Serial Storms onto iTunes

Originally published via CHS.Today on December 2, 2014

Sarah Koenig’s latest exploration into podcasting, Serial, begins with her asking teenagers whether they can remember what they were doing six weeks ago. Though this introduction confuses listeners, it also draws our intrigue as she begins to explain the case at hand. A murder, a convicted murderer and an attempt to form an alibi.

In the first episode, we’re introduced to the story of Adnan Syed, the convicted murderer and ex-boyfriend of Hai Min Lee. Our ears are already at attention as Koenig brings us deeper into the bizarre. The case took place 15 years ago, the jury seemed to arrive at a fast verdict, and yet Koenig seems to find something wrong. She has spent months obsessing over Syed’s case. Chasing down anyone who had any involvement in the case and collecting as many interviews, case files and interrogation tapes as she could manage to get her hands on.

Yet Koenig doesn’t first introduce this information. First, she makes sure we’re familiar with the prosecution’s story, a story that rests almost entirely on one witness, a friend of Syed’s Jay. Jay’s story paints a gruesome tale of a boy angry of a breakup who takes his anger to a great extreme, one that ends in the death of his girlfriend. As crazy as the story seems, we are shocked into submission, quickly picking up the story and readily accepting it, the details seem so elegantly pieced together as Koenig leads us down the rabbit hole she’s been digging out through her research.

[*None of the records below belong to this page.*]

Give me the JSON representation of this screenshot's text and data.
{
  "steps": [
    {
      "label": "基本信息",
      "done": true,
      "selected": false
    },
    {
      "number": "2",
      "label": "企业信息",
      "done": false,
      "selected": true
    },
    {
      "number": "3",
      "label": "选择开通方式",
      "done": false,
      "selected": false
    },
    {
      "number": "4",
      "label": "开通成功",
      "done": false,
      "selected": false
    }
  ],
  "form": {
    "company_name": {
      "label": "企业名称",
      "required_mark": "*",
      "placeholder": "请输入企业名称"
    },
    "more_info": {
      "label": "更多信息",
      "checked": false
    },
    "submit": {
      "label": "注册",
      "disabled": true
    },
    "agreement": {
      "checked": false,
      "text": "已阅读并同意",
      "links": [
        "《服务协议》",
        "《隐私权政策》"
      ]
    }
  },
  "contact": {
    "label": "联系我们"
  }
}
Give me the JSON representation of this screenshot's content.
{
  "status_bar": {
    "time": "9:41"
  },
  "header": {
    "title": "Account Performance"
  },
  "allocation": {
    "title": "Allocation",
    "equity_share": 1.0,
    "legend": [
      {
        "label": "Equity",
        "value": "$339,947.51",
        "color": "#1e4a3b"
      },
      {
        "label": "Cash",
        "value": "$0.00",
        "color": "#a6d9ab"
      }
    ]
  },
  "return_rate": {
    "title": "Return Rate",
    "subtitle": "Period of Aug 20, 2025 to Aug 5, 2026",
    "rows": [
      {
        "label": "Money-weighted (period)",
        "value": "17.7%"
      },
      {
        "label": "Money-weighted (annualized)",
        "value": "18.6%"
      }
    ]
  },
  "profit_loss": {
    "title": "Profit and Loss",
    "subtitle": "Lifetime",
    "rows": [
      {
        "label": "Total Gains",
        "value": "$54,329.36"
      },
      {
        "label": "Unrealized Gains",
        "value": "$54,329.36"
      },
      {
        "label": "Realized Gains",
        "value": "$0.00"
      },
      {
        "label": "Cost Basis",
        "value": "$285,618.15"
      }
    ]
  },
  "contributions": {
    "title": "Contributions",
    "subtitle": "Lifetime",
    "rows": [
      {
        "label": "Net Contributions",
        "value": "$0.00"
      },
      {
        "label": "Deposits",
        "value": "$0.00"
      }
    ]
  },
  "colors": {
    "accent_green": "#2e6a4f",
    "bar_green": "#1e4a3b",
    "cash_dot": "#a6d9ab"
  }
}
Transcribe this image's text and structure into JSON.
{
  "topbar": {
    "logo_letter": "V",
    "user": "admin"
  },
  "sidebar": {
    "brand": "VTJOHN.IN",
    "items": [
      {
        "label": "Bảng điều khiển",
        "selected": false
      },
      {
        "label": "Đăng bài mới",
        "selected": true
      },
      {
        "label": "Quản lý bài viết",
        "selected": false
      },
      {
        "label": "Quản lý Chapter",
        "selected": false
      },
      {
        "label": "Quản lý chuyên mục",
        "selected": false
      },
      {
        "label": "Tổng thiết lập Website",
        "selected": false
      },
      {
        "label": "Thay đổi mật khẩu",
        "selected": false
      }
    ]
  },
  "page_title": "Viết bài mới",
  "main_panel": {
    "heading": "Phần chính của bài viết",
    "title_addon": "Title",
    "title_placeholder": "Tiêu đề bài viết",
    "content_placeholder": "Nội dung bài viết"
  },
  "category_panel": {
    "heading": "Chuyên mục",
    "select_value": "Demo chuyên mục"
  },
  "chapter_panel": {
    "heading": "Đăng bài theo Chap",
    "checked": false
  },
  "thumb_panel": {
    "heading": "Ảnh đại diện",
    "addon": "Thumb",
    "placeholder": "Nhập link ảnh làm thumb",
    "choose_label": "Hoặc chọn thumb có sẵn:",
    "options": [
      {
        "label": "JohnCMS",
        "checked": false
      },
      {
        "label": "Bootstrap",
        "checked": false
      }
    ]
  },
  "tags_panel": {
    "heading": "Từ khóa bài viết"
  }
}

This is the point where Koenig begins to make us, her listeners, feel as though we’re back watching Sydney Lumet’s 12 Angry Men, with us, the listeners ready to convict and Koenig being the sole juror unwilling to quickly convict as she spots errors in the prosecution’s story. The phenomenal aspect of the podcast comes in here, we were ready to convict Syed, in fact we had. Not in a literal sense, but in our minds we all felt Syed was at fault. We had connected so much with his ex-girlfriend that we had easily jumped to the conclusion that Syed is evil. That in his mind, he was allowed to do this.

So it’s rather surprising to us as we, the at-home-juror are slowly fed the details Koenig has prepared for us in her compilations of interviews with Syed, his friends, his family and even a trip to the location of where the body of Syed’s ex-girlfriend was discovered. Koenig slowly begins to chip away at the prosecution’s story slowly leading us to lose our sure conviction, and slowly begin to descend into a confusing rabbit hole of conflicting accounts and mystery all the while the smell of conspiracy thick in the air.